Jesus Christ, in his life and death, was the fulfilment of this ancient Covenant between God and his people. Moses had been the mediator of that old covenant, bringing salvation and God’s commandments to the people, and returning the prayers and loyalty of this people to their God. Jesus became, in his Incarnation, the God who gives himself to his people. In his death on the Cross he became the sacrifice through which a sinful people is taken to God. “He brings a new covenant, a mediator, only so that the people who were called to an eternal inheritance may actually receive what was promised: his death took place to cancel the sins that infringed the earlier covenant.”
The Eucharist, at the heart of the Church, expresses our enduring communion with the Father. It unites us to the sacrifice in which the Son of God gave himself to a sinful people. It embraces the willing response that we make to so great a love. “As they were eating he took some bread, he broke it and gave it to them saying: ‘Take it, this is my body.’ Then he took the cup and said: ‘This is my blood, the blood of the covenant, which is to be poured out for many.’ ”
Christ’s whole life, in his day-to-day ministry, was given to the poor and needy.

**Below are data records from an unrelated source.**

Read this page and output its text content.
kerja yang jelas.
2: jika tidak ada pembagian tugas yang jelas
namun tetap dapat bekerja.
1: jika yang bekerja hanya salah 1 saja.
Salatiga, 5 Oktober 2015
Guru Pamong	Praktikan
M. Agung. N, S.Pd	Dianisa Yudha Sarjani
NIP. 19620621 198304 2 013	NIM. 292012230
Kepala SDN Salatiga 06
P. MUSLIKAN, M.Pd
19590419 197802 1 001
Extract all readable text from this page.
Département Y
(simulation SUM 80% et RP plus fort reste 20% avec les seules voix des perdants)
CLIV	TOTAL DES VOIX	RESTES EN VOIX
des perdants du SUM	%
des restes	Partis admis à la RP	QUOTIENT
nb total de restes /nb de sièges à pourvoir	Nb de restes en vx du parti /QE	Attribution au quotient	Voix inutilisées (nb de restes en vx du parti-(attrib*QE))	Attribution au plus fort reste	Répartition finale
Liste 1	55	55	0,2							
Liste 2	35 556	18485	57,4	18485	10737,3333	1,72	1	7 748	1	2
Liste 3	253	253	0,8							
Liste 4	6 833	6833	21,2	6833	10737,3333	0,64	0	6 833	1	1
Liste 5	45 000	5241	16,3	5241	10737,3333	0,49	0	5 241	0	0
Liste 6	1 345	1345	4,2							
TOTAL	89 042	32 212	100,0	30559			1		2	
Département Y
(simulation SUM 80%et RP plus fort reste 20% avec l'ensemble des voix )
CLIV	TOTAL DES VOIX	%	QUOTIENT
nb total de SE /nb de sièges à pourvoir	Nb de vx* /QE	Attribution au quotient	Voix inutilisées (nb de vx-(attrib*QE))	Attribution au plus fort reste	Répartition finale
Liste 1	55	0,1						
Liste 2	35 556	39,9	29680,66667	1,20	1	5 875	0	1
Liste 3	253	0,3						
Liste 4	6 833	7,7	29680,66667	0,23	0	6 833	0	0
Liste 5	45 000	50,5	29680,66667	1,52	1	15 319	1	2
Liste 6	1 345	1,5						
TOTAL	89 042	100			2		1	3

As he had selflessly given himself in life, so it was in death. The Lord who comes to us in Holy Communion comes as the one who is given and poured out for us. In Holy Communion we respond as those whose lives are given to the Lord.
The National Eucharistic Congress, to be held in Liverpool this September, calls us to worship Christ’s enduring presence in the Eucharist. Here his presence is not unmoving. It embraces us in a love that lays down its life for his friends. It calls forth in us the surrender of ourselves to this loving, healing presence.